A social media post claims that massaging your feet with oil before going to bed is good for your eyes. We fact-checked and found this claim to be False.
A post on social media claims, “If you care for your eyes, massage your feet with oil before going to bed.” A screenshot of the post is attached below.
Does massaging have any impact on eye health?
No. The technique of using massage for the benefit of eye health falls under the domain of reflexology and acupressure. Acupressure is used as an alternative medicine technique that is used in conjunction with acupuncture or reflexology. With acupressure, you put pressure on specific places in your body. These places are called acupoints.

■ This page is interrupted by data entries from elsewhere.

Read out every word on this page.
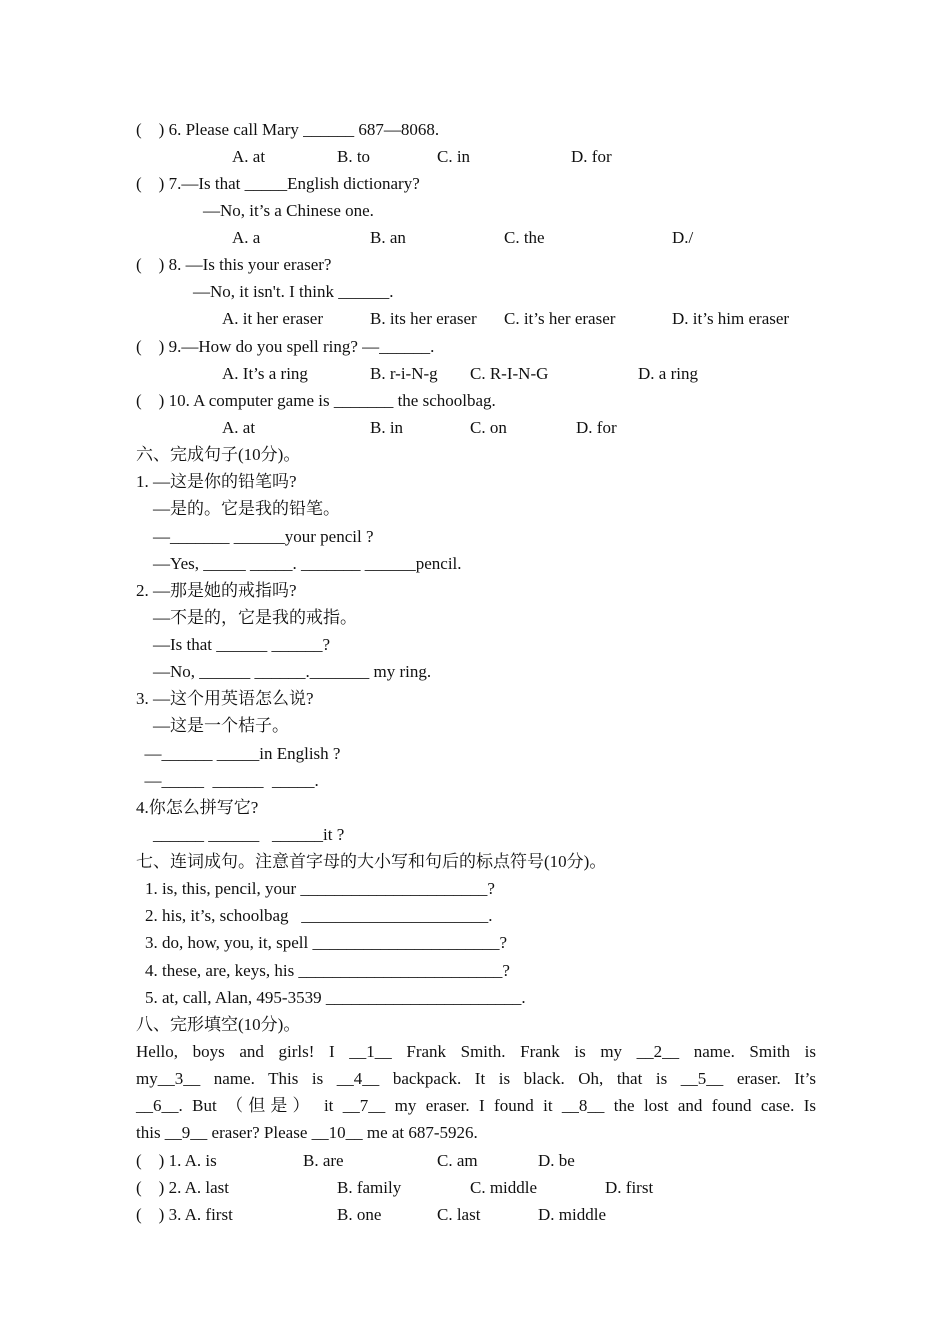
(    ) 6. Please call Mary ______ 687—8068.
A. at	B. to	C. in	D. for
(    ) 7.—Is that _____English dictionary?
—No, it’s a Chinese one.
A. a	B. an	C. the	D./
(    ) 8. —Is this your eraser?
—No, it isn't. I think ______.
A. it her eraser	B. its her eraser C. it’s her eraser	D. it’s him eraser
(    ) 9.—How do you spell ring? —______.
A. It’s a ring	B. r-i-N-g C. R-I-N-G	D. a ring
(    ) 10. A computer game is _______ the schoolbag.
A. at	B. in	C. on	D. for
六、完成句子(10分)。
1. —这是你的铅笔吗?
—是的。它是我的铅笔。
—_______ ______your pencil ?
—Yes, _____ _____. _______ ______pencil.
2. —那是她的戒指吗?
—不是的，它是我的戒指。
—Is that ______ ______?
—No, ______ ______._______ my ring.
3. —这个用英语怎么说?
—这是一个桔子。
—______ _____in English ?
—_____  ______  _____.
4.你怎么拼写它?
______ ______   ______it ?
七、连词成句。注意首字母的大小写和句后的标点符号(10分)。
1. is, this, pencil, your ______________________?
2. his, it’s, schoolbag   ______________________.
3. do, how, you, it, spell ______________________?
4. these, are, keys, his ________________________?
5. at, call, Alan, 495-3539 _______________________.
八、完形填空(10分)。
Hello, boys and girls! I __1__ Frank Smith. Frank is my __2__ name. Smith is
my__3__ name. This is __4__ backpack. It is black. Oh, that is __5__ eraser. It’s
__6__. But （但是） it __7__ my eraser. I found it __8__ the lost and found case. Is
this __9__ eraser? Please __10__ me at 687-5926.
(    ) 1. A. is	B. are	C. am	D. be
(    ) 2. A. last	B. family	C. middle	D. first
(    ) 3. A. first	B. one	C. last	D. middle
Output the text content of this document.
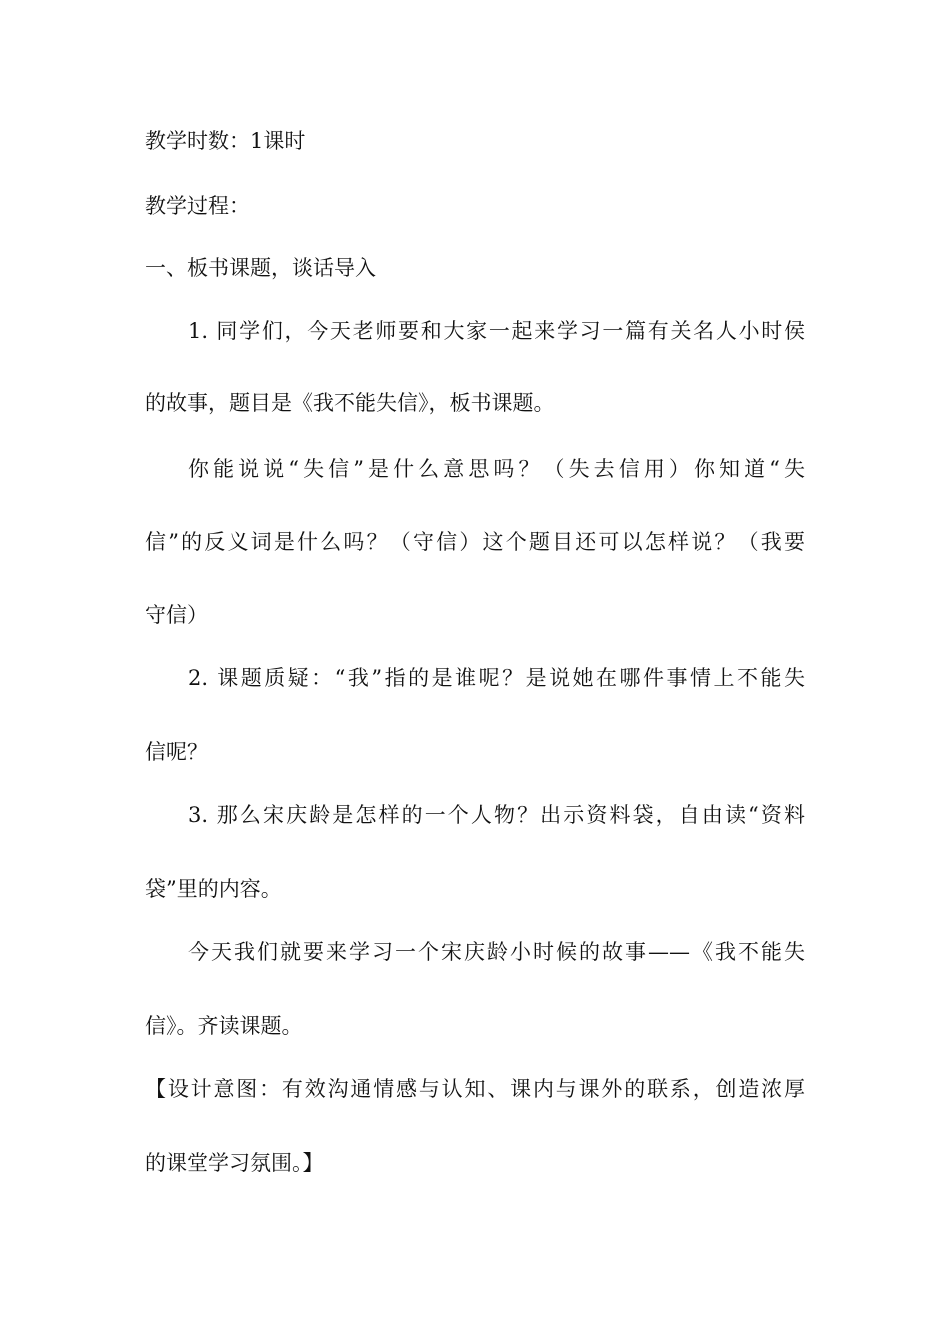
教学时数：1课时
教学过程：
一、板书课题，谈话导入
1. 同学们，今天老师要和大家一起来学习一篇有关名人小时侯
的故事，题目是《我不能失信》，板书课题。
你能说说“失信”是什么意思吗？（失去信用）你知道“失
信”的反义词是什么吗？（守信）这个题目还可以怎样说？（我要
守信）
2. 课题质疑：“我”指的是谁呢？是说她在哪件事情上不能失
信呢？
3. 那么宋庆龄是怎样的一个人物？出示资料袋，自由读“资料
袋”里的内容。
今天我们就要来学习一个宋庆龄小时候的故事——《我不能失
信》。齐读课题。
【设计意图：有效沟通情感与认知、课内与课外的联系，创造浓厚
的课堂学习氛围。】
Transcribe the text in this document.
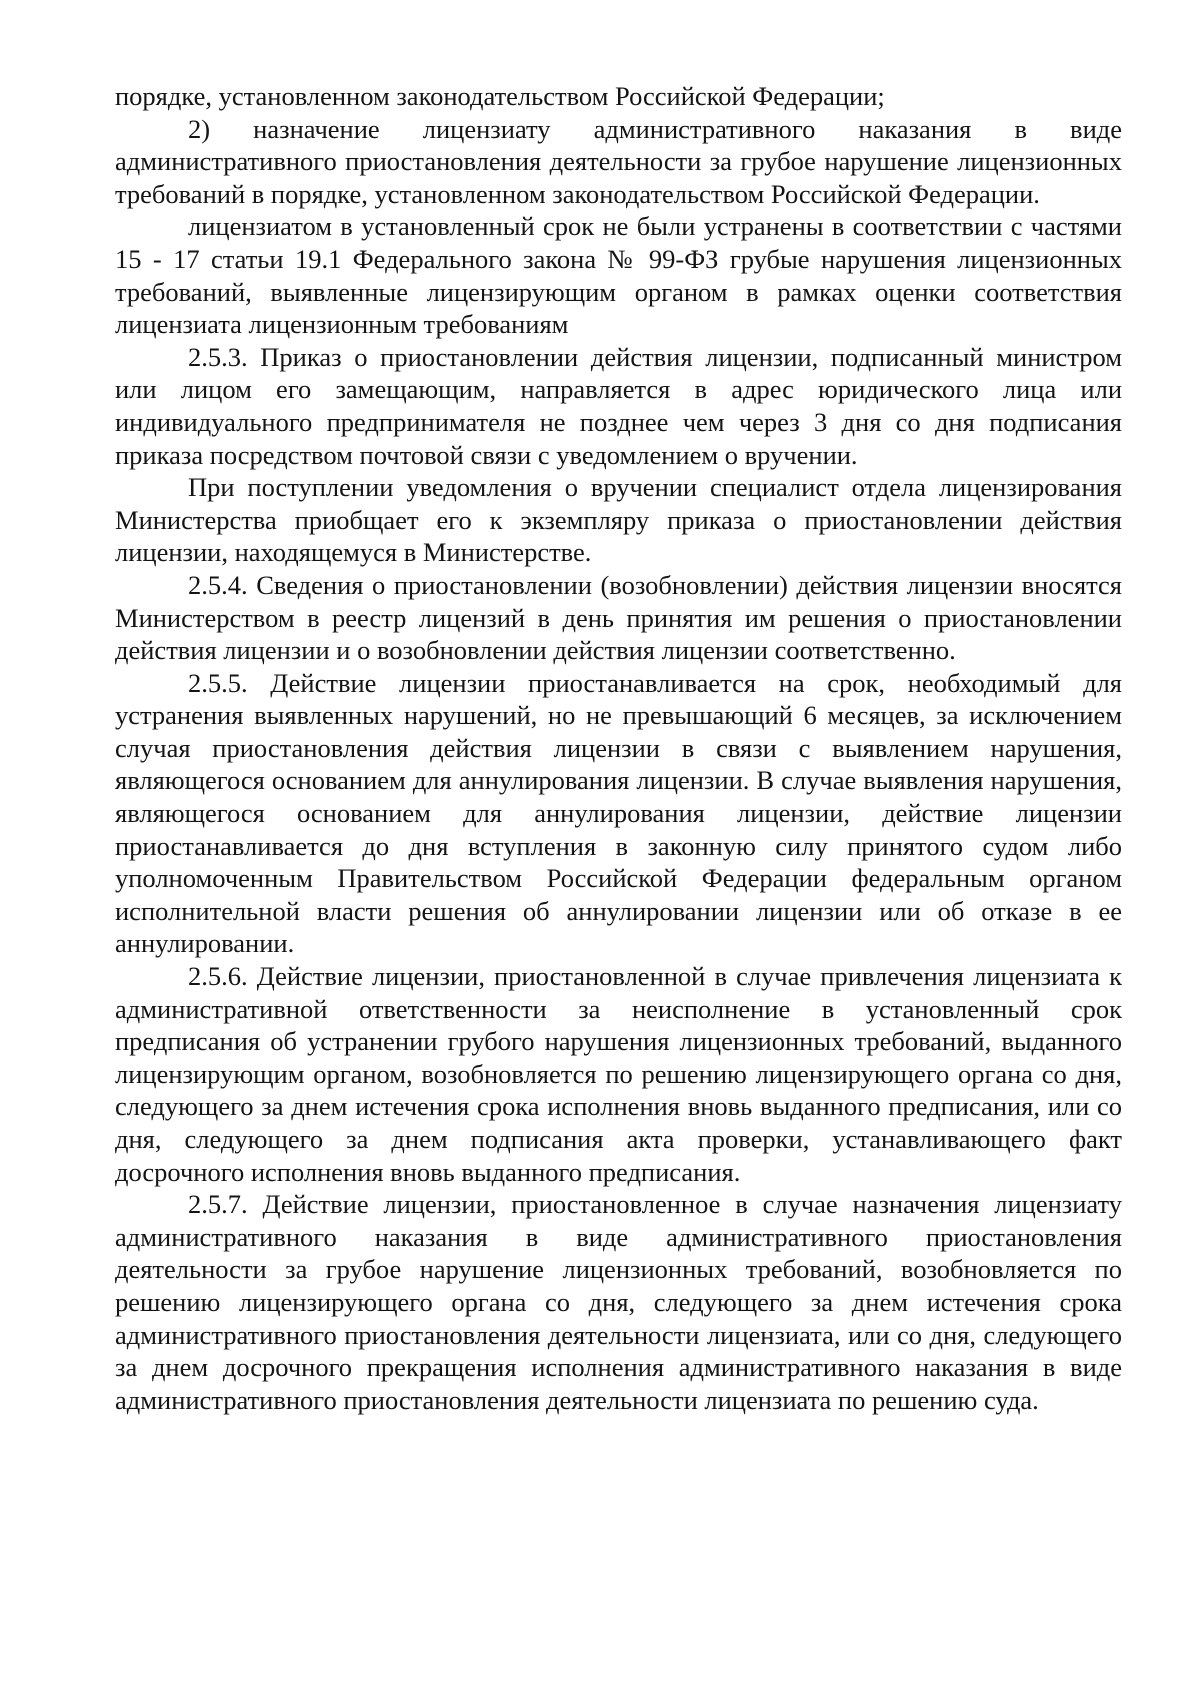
порядке, установленном законодательством Российской Федерации;

2) назначение лицензиату административного наказания в виде административного приостановления деятельности за грубое нарушение лицензионных требований в порядке, установленном законодательством Российской Федерации.

лицензиатом в установленный срок не были устранены в соответствии с частями 15 - 17 статьи 19.1 Федерального закона № 99-ФЗ грубые нарушения лицензионных требований, выявленные лицензирующим органом в рамках оценки соответствия лицензиата лицензионным требованиям

2.5.3. Приказ о приостановлении действия лицензии, подписанный министром или лицом его замещающим, направляется в адрес юридического лица или индивидуального предпринимателя не позднее чем через 3 дня со дня подписания приказа посредством почтовой связи с уведомлением о вручении.

При поступлении уведомления о вручении специалист отдела лицензирования Министерства приобщает его к экземпляру приказа о приостановлении действия лицензии, находящемуся в Министерстве.

2.5.4. Сведения о приостановлении (возобновлении) действия лицензии вносятся Министерством в реестр лицензий в день принятия им решения о приостановлении действия лицензии и о возобновлении действия лицензии соответственно.

2.5.5. Действие лицензии приостанавливается на срок, необходимый для устранения выявленных нарушений, но не превышающий 6 месяцев, за исключением случая приостановления действия лицензии в связи с выявлением нарушения, являющегося основанием для аннулирования лицензии. В случае выявления нарушения, являющегося основанием для аннулирования лицензии, действие лицензии приостанавливается до дня вступления в законную силу принятого судом либо уполномоченным Правительством Российской Федерации федеральным органом исполнительной власти решения об аннулировании лицензии или об отказе в ее аннулировании.

2.5.6. Действие лицензии, приостановленной в случае привлечения лицензиата к административной ответственности за неисполнение в установленный срок предписания об устранении грубого нарушения лицензионных требований, выданного лицензирующим органом, возобновляется по решению лицензирующего органа со дня, следующего за днем истечения срока исполнения вновь выданного предписания, или со дня, следующего за днем подписания акта проверки, устанавливающего факт досрочного исполнения вновь выданного предписания.

2.5.7. Действие лицензии, приостановленное в случае назначения лицензиату административного наказания в виде административного приостановления деятельности за грубое нарушение лицензионных требований, возобновляется по решению лицензирующего органа со дня, следующего за днем истечения срока административного приостановления деятельности лицензиата, или со дня, следующего за днем досрочного прекращения исполнения административного наказания в виде административного приостановления деятельности лицензиата по решению суда.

The acupoints for the eyes are Zan Zhu Point (Along the inner-eye area), Cheng Qi Point (Directly under the eye and center to the eye area), Yang Bai Point (left side of the center of the forehead), and Si Zhu Kong Point (tip of the brow, away from the eye). Even though it is believed that massaging specific points can be effective, there is no reliable evidence for the effectiveness of acupressure. However, research is still going on and there might be evidence backing up its accuracy in the future.
Is massaging your feet with oil before bed good for your eyes?
No. No research or scientific evidence proves that massaging your feet with oil before bed is good for your eyes. Also, both these processes are highly expert-driven and not a “do-it-yourself.” The experts know the exact pressure points in the body that can help relieve tension and improve the overall well-being of the organ, as claimed.
Dr. Brahmi Pandey, MBBS, MS, DNB (Ophthalmology), says, “Foot massage can be very soothing. It can contribute to an overall feeling of relaxation and good health. It cannot harm. However, no scientific evidence can justify that any foot massage improves eyesight. This has neither been experienced by the vast majority of ophthalmologists, nor there is any evidence in the form of a scientific paper to confirm the same.
As an Eye specialists, we consider improvement in eyesight as a definite measurable improvement in the best-corrected visual acuity. However, for many, it can be a subjective feeling of well-being. The real fact that these stories exist and many seem to buy them is because of their belief system. This is similar to the placebo effect where faith is more important a healing factor than the medicine itself.”